Lubabalo Dobela
- Born: 2 May 1998 (age 28) East London
- Height: 1.75 m (5 ft 9 in)
- Weight: 80 kg (12 st 8 lb; 176 lb)
- School: Grey High School
- University: University of the Free State

Rugby union career
- Position: Flyhalf
- Current team: Lions

Senior career
- Years: Team / Apps / (Points)
- 2018 - 2020: Free State Cheetahs
- 2023-2025: Griquas / 22 / (121)
- 2025–: Golden Lions / 7 / (34)
- 2025–: Lions / 6 / (25)

International career
- Years: Team / Apps / (Points)
- 2018: South Africa Under-20

National sevens team
- Years: Team /  / Comps
- 2022: South Africa Sevens
- Correct as of 31 January 2026

= Lubabalo Dobela =

South African rugby union player

Lubabalo Dobela (born 2 May 1998) is a South African rugby union player who plays as a flyhalf for the Golden Lions in the Currie Cup and the Lions in the United Rugby Championship.
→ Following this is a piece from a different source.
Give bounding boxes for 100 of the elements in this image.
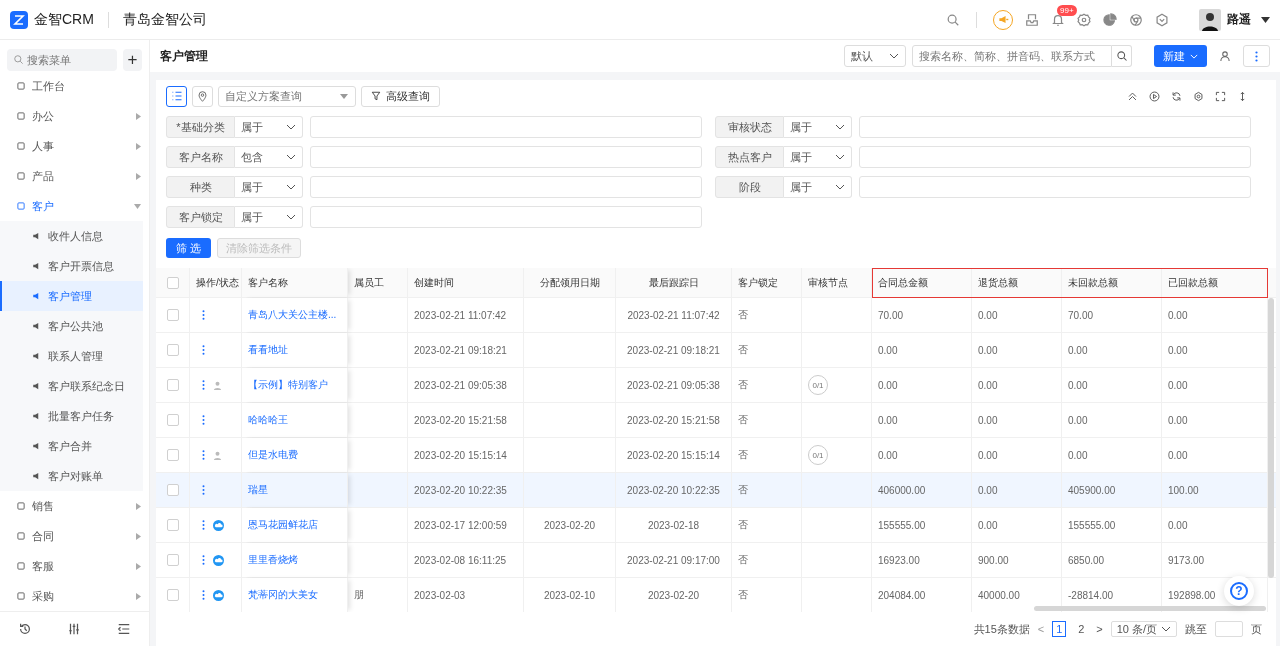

His father is David Dobela who is a former assistant coach at the Stormers and former head coach for the Border Bulldogs

== Early career ==
After Dobela matriculated from Grey High School in Gqeberha he joined the Free State Cheetahs. From there he was selected to represent the South Africa under-20 team in 2018. While with the Cheetahs, he played for the Shimlas in the Varsity Cup.

== Sevens career ==
In 2020 he joined the South Africa Sevens academy. He made his debut for the national team in 2022 at the Singapore Sevens tournament.

== Club career ==

=== Griquas ===
After losing interest in sevens he was signed by the Griquas in 2023. He made his debut in the Currie Cup in a 19-42 loss against the Cheetahs. He finished his debut season with 83 points and 3 tries from 14 appearances. In his second season for the Griquas he made 8 appearances and scored 38 points with one try.

=== Lions ===
Dobela was signed by the Lions before the start of the 2024–25 United Rugby Championship season, however did not make his URC debut until the end of the season due to competition from already established fly-halves. He eventually made his debut in round 16 of the competition, coming off the bench in a 26-7 win against Connacht. He made his first start for the Lions in the final round of the regular season against the Ospreys, where he scored a last minute try and converted it to win 29-28.